Street Kings

Crime novelist James Ellroy has had several of his stories turned into films, notably “L.A. Confidential” and “The Black Dahlia,” but “Street Kings” marks the first time he’s written something directly for the screen. Too bad he chose an unoriginal plotline, and too bad the script got “helped” by two other scribes and eventually turned into such a generic mess.

The characters in the film — a gritty L.A. crime drama full of crooked cops and double-crosses — speak almost exclusively in clichés and metaphors. I assume the interesting ones, as when a cop tells a hated rival, “Do the department a favor and wash your mouth out with buckshot,” came from Ellroy. It must have been also-credited writers Kurt Wimmer (“The Recruit,” “Ultraviolet”) and Jamie Moss (no prior film work) who came up with clunkers like “It’s time to turn the page and close the book” and “Washington’s problems are over. Yours are just beginning.”

Also: “What happened to you, Terrence? We used to be brothers.”

And: “Keep your dog on a leash!” (Not referring to a real dog or a real leash.)

Our antihero is Det. Tom Ludlow (Keanu Reeves), a vaguely racist and clearly alcoholic vice detective in the grand tradition of drunk, loathsome cops. He’s also a grandstander, eager to bust up a child-kidnapping ring singlehandedly so he can get all the praise for himself, and also so he can shoot unarmed suspects without any witnesses.

His methods may be unorthodox — the film stops just short of actually using the words “loose cannon” — but he Gets the Job Done. He has the support of his squad leader, Capt. Jack Wander (Forest Whitaker), and the implicit support of his fellow vice cops (including Jay Mohr and Amaury Nolasco).

Whose support he does not have is Capt. James Biggs (Hugh Laurie), an internal affairs investigator with a fine-tuned B.S. detector. When Ludlow’s whistle-blowing former partner (Terry Crews) is shot by masked thugs, Biggs wonders if Ludlow is to blame. After all, it’s mighty helpful to his own situation that the guy who knows about his shady deeds has been filled full of lead. Ludlow had nothing to do with the shooting, but he knows it looks bad, and he enlists a straitlaced junior internal affairs detective named Diskant (Chris Evans) to help him find the real shooters.

From there the film becomes an elaborate and complicated tale of police corruption.
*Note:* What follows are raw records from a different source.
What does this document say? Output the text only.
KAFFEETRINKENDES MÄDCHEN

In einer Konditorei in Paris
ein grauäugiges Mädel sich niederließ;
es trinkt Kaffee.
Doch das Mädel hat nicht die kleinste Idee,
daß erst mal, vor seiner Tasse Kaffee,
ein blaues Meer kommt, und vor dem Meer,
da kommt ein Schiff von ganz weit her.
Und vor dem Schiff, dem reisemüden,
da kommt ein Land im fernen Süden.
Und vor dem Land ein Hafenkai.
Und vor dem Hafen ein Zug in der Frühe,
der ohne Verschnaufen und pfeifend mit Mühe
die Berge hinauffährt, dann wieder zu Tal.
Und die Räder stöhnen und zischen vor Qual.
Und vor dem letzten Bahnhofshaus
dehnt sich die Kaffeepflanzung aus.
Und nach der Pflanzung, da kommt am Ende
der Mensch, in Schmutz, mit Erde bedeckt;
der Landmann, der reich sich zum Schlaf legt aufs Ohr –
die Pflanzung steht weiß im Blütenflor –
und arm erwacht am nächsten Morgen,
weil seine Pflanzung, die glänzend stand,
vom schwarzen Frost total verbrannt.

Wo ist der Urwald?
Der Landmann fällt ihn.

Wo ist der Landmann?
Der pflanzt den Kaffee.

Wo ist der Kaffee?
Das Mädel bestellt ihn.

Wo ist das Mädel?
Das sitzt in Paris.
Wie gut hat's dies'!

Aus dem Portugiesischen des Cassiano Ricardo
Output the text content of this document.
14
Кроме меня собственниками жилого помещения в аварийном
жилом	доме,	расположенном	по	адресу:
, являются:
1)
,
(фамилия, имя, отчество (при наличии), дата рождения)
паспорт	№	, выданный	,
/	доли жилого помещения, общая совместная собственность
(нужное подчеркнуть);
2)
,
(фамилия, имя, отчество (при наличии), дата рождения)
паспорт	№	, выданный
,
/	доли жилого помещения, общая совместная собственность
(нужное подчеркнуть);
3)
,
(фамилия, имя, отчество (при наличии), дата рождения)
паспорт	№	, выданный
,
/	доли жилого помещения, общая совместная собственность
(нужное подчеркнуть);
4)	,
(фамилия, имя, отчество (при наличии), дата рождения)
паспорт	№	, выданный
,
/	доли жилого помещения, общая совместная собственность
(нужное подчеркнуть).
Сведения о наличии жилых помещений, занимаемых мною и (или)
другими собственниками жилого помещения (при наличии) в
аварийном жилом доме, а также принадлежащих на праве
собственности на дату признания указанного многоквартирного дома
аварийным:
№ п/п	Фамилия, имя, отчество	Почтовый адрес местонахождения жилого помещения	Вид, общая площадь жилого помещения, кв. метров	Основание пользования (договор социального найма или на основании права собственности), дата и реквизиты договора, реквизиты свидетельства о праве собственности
Ludlow, like Vic Mackey on TV’s “The Shield” (and so many other hard-boiled cops before him), may not go by the book, but he’s ultimately dedicated to the side of justice and goodness. Certain other cops in his department — heck, the vast majority, it would seem — are not nearly as high-minded in their devotions.

Yet there’s a certain unappealing selfishness to Ludlow’s behavior, too. Everyone has personal demons to deal with, yet he considers his own to be of greatest importance. People around him die at an alarming rate, often because of danger he put them in. I’m reminded of “The Big Heat,” Fritz Lang’s cold-blooded 1953 cop noir, in which (as Roger Ebert eloquently describes in his essay on the film) the supposedly heroic leading man is directly or indirectly responsible for the death of several innocent parties. Yeah, you’re fightin’ crime. Does everyone have to die in the process?

“Street Kings,” which was directed by “Training Day” screenwriter David Ayer, is finally undone by a story that manages to be both implausible and overly familiar. The drugs, the corruption, the double-crosses, the late-in-the-game plot twists — we’ve seen all of this before, and we didn’t buy it then, either. Reeves’ performance as a supposedly dark and haunted cop barely scratches the surface of such a character, and while the peculiar ravings of men like Forest Whitaker and Hugh Laurie can hold an audience’s attention, they’re not enough to breathe life into an unoriginal story.

C (1 hr., 47 min.; R, pervasive harsh profanity, some very strong violence and a couple gruesome images.)